Trepashkin Sentenced To Four Years In Prison

Publication: North Caucasus Weekly Volume: 5 Issue: 21

Mikhail Trepashkin, the dissident ex-FSB lawyer who tried to investigate his former employer’s links to the 1999 apartment bombings that gave Vladimir Putin his justification for the second Chechen war, received a four-year prison sentence on May 19 for revealing state secrets and for illegally carrying a pistol in his car (see Chechnya Weekly, March 10).
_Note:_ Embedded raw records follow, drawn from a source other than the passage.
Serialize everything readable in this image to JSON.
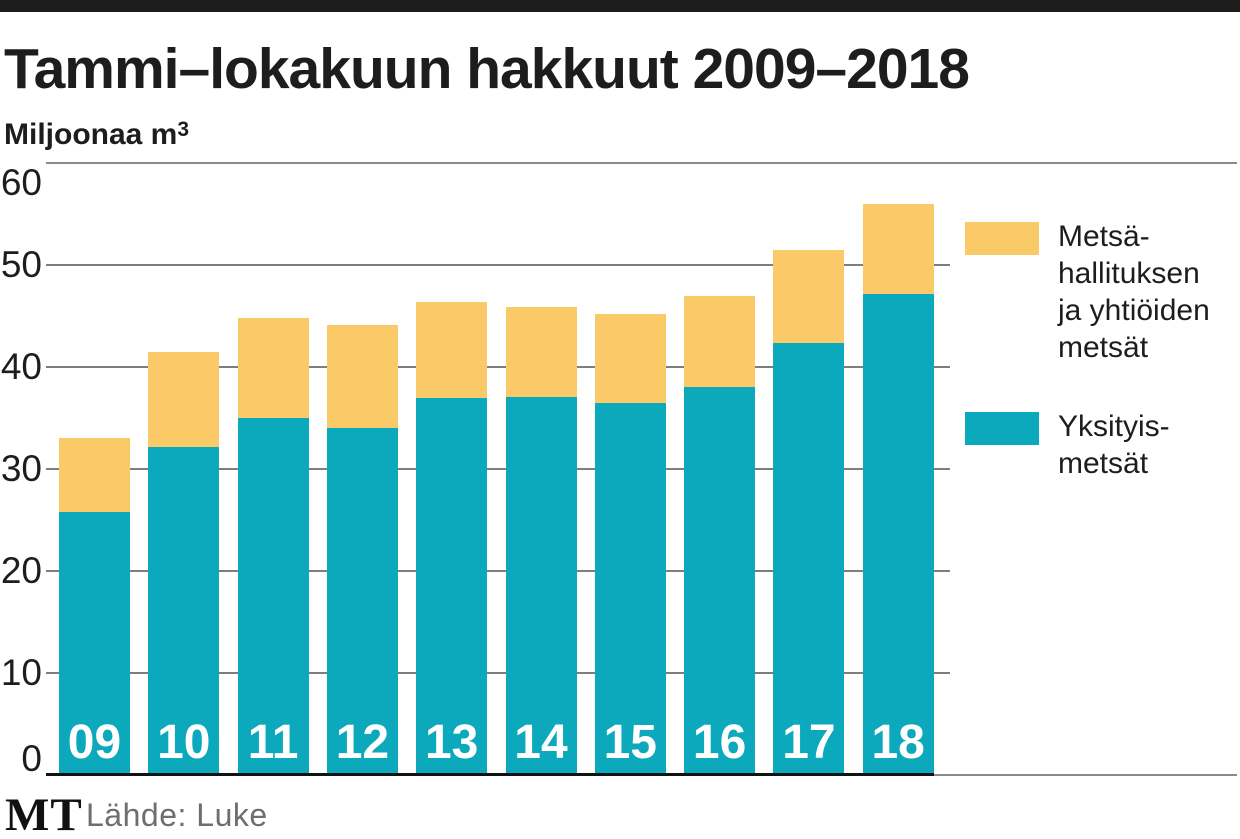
{
  "header": {
    "title": "Tammi–lokakuun hakkuut 2009–2018",
    "unit_base": "Miljoonaa m",
    "unit_sup": "3"
  },
  "legend": {
    "items": [
      {
        "id": "state-and-company-forests",
        "label": "Metsä-\nhallituksen\nja yhtiöiden\nmetsät",
        "color": "#fac968"
      },
      {
        "id": "private-forests",
        "label": "Yksityis-\nmetsät",
        "color": "#0ca8bc"
      }
    ]
  },
  "footer": {
    "logo": "MT",
    "source": "Lähde: Luke"
  },
  "colors": {
    "teal": "#0ca8bc",
    "yellow": "#fac968",
    "gridline": "#7e7e7e",
    "rule": "#8a8a8a",
    "axis": "#121212",
    "text": "#1d1d1b",
    "source_text": "#6e6e6e",
    "bar_label": "#ffffff"
  },
  "chart_data": {
    "type": "bar",
    "stacked": true,
    "title": "Tammi–lokakuun hakkuut 2009–2018",
    "ylabel": "Miljoonaa m³",
    "categories": [
      "09",
      "10",
      "11",
      "12",
      "13",
      "14",
      "15",
      "16",
      "17",
      "18"
    ],
    "series": [
      {
        "name": "Yksityismetsät",
        "color": "#0ca8bc",
        "values": [
          25.8,
          32.2,
          35.0,
          34.0,
          37.0,
          37.1,
          36.5,
          38.0,
          42.4,
          47.2
        ]
      },
      {
        "name": "Metsähallituksen ja yhtiöiden metsät",
        "color": "#fac968",
        "values": [
          7.2,
          9.3,
          9.8,
          10.1,
          9.4,
          8.8,
          8.7,
          9.0,
          9.1,
          8.8
        ]
      }
    ],
    "totals": [
      33.0,
      41.5,
      44.8,
      44.1,
      46.4,
      45.9,
      45.2,
      47.0,
      51.5,
      56.0
    ],
    "ylim": [
      0,
      60
    ],
    "yticks": [
      0,
      10,
      20,
      30,
      40,
      50,
      60
    ],
    "grid": true,
    "legend_position": "right"
  }
}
In an article published in Novaya Gazeta on May 24, Roman Shleinov noted that the allegedly “secret” documents found in Trepashkin’s home were “mostly dusty collections of Marxist-Leninist writings.” An experiment by official investigators showed that the pistol allegedly confiscated from under the seat of his car could not have been squeezed into that space, Shleinov reported.

Alex Rodriguez reported in the Chicago Tribune on May 17 that he asked the FSB for an interview about the Trepashkin case, but the agency “requested that questions be submitted in writing, then did not respond to those questions.” “A spokesman for the Russian prosecutor general’s office declined to comment on the Trepashkin case,” Rodriguez reported.

The prominent human-rights advocate Lev Ponomarev called Trepashkin “a political prisoner, beyond any doubt.”